On Behalf of | Jan 25, 2019 | Legal Custody |

I would like to review a published case from Virginia’s Court of Appeals dealing with relocation of the children out of state. The trial court and appeals court approved mother’s request to move the children from Virginia to Wisconsin.

In Judd v. Judd, 53 Va. App. 578 (2009), the husband appealed the trial court’s decision to allow the wife permission to move the parties two children with her to Wisconsin. At trial, the wife testified about her family in Wisconsin, and described how she thought the boys would benefit from moving; efforts she intended to take to make sure the boys maintained a relationship with their father who would remain in Virginia; the limited role the father had played in the kids’ lives.

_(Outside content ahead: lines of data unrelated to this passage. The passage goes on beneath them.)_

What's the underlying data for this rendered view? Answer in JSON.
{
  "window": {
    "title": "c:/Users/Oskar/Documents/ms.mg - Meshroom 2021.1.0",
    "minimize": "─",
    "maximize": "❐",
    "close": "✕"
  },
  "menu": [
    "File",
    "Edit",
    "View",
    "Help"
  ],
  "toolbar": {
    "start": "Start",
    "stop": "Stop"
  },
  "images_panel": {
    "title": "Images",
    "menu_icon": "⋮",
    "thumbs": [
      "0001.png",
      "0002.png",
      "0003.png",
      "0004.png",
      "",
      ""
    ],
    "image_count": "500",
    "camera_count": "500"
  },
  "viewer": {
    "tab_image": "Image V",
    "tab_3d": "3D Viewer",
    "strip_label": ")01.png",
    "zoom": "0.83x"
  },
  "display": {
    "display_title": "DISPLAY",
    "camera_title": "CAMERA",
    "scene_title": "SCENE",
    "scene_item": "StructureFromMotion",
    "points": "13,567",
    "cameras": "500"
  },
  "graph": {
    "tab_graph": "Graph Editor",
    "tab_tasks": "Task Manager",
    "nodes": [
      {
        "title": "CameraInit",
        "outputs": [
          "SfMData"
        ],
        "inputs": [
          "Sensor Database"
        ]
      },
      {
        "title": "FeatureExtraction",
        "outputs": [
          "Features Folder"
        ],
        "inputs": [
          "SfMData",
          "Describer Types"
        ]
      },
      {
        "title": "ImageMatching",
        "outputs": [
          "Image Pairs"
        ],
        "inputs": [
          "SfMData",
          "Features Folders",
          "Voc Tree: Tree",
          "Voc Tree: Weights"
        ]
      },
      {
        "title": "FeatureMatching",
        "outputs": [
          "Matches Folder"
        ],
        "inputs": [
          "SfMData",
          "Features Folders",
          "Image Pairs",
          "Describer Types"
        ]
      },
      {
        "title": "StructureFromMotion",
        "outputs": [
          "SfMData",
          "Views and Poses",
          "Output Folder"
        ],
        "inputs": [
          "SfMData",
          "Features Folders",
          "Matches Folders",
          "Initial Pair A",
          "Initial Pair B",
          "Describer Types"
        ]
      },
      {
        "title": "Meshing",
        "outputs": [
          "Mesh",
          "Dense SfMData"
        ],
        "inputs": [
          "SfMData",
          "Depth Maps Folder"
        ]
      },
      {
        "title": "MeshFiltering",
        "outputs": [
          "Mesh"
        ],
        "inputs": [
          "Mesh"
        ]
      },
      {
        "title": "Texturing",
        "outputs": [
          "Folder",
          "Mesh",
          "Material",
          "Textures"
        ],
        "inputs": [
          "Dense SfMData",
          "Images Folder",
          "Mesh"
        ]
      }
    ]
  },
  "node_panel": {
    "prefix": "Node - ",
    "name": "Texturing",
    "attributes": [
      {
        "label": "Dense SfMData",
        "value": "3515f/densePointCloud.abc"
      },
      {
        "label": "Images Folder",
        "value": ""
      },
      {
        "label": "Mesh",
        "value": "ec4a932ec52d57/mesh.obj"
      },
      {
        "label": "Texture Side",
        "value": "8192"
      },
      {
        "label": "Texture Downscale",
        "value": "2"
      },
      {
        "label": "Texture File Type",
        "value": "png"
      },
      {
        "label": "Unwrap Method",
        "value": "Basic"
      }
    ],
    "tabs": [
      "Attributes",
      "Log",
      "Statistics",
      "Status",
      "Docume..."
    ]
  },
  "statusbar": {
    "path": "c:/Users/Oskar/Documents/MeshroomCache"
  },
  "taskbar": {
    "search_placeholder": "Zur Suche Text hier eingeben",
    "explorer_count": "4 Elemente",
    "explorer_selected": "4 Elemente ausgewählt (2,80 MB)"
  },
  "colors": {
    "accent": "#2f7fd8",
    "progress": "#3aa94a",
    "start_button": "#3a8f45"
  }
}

Husband disputed this, stating that he had been an active, involved parent.

The trial court held that the move would not substantially impair the boys’ relationship with the husband, that the relocation was in the children’s best interest, and established a detailed visitation schedule for regular visitation with Husband in Virginia, with the wife paying all costs for travel.

The Court of Appeals affirmed the trial court permitting the wife to move the kids to Wisconsin.

There is no statue in Virginia that addresses relocating the children.

The law provides that a party seeking relocation must show (1) that a change of circumstances has occurred since the last custody award, and (2) that the relocation is in the children’s best interest.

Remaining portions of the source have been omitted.